Step 3: Converting to 3D Models
Next, the agent must convert the 2D outputs into 3D objects. It queries the Hub again and selects TripoSplat, a VAST-AI tool that generates 3D Gaussian Splatting models from single images.
The agent reads TripoSplat’s /agents.md documentation. It learns that TripoSplat requires an image file as input rather than a text prompt. The agent takes the image outputs generated by Ideogram 4 and maps them directly to the image parameter of the TripoSplat Space. The Space processes the images and returns 3D Gaussian Splatting assets.
Step 4: Code Assembly
With all 3D assets generated and downloaded, the agent switches from external tool execution to local code generation. It writes the necessary HTML, CSS, and JavaScript (typically using a framework like Three.js or a WebGL wrapper) to instantiate a walkable environment. It maps the Gaussian splats to specific coordinates within the scene, creating the final cohesive gallery.

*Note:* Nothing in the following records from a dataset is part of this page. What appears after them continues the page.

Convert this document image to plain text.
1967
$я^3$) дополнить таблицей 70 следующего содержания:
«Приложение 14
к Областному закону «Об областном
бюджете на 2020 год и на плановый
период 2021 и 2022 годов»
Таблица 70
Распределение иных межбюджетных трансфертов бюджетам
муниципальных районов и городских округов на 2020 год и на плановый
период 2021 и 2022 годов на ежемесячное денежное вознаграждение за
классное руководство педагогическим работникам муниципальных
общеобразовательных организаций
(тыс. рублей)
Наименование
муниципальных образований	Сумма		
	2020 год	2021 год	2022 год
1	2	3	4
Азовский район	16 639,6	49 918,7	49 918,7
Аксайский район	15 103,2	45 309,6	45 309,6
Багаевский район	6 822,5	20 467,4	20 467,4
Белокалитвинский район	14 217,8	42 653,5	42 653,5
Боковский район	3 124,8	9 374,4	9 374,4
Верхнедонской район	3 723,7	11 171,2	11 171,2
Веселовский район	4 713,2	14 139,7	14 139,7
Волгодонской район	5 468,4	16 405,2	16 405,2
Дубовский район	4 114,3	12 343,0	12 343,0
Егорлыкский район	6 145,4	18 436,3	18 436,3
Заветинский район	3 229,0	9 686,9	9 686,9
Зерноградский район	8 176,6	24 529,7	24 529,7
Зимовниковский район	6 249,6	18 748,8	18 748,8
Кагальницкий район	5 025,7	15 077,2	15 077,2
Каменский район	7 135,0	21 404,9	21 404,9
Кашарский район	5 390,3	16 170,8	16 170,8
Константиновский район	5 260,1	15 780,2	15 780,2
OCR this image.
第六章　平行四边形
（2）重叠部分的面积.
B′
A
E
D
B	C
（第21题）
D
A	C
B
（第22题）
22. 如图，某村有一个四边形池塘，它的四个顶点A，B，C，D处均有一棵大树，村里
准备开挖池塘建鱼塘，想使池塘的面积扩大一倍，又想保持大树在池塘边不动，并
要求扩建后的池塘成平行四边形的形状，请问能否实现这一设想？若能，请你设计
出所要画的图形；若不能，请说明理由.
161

Hardware and Performance Considerations
Chaining multiple remote tools introduces latency and potential rate-limiting bottlenecks. However, Hugging Face mitigates this via their “Running on Zero” (ZeroGPU) infrastructure.
| Feature | Description | Impact on Agent Workflow |
|---|---|---|
| Availability | 50,000+ Spaces | Ensures agents have a massive fallback library for niche tasks. |
| Interface | /agents.md & llms.txt | Eliminates HTML parsing errors and UI-change breakages. |
| Compute Allocation | ZeroGPU integration | Tools scale dynamically. Free for many Pro users, preventing rapid token depletion on backend execution. |
| Latency | Cold start vs Warm | Agents must handle asynchronous wait states while Spaces boot from a cold start. |
When designing your agent instructions, explicitly define timeout tolerances. A complex chain involving Ideogram 4 and TripoSplat will take time to run, particularly if the 3D generation Space is waking from a dormant state. Ensure your orchestrator handles long-polling gracefully.
Limitations and Tradeoffs
While the /agents.md endpoint massively expands what your models can do, relying on community Spaces carries inherent risks for production environments.
First, Spaces are often experimental or subject to unannounced updates. An agent relying on a specific parameter structure might fail if the Space author modifies the underlying application, even if the markdown updates dynamically.
Second, handling errors across chained external tools requires robust validation. If Ideogram 4 returns an image containing visual artifacts or a format that TripoSplat cannot parse, the agent must be able to detect the failure, adjust its initial prompt, and retry the generation sequence. Without tight error-handling loops, a multi-step chain will inevitably crash midway through execution.
Finally, passing data between disparate endpoints requires network I/O. For massive batches of assets, shifting to a dedicated self-hosted pipeline will be faster and more reliable than orchestrating requests across public Hugging Face Spaces.
Next Steps
To begin orchestrating these tools, install the Hugging Face agents library and configure a ReactCodeAgent. Start by building a simple two-tool chain—for example, using an OCR Space to read a document and an LLM Space to summarize the text—before advancing to multimodal generative tasks. Review the specific /agents.md file of any Space you intend to use to understand the precise data structures your agent must pass.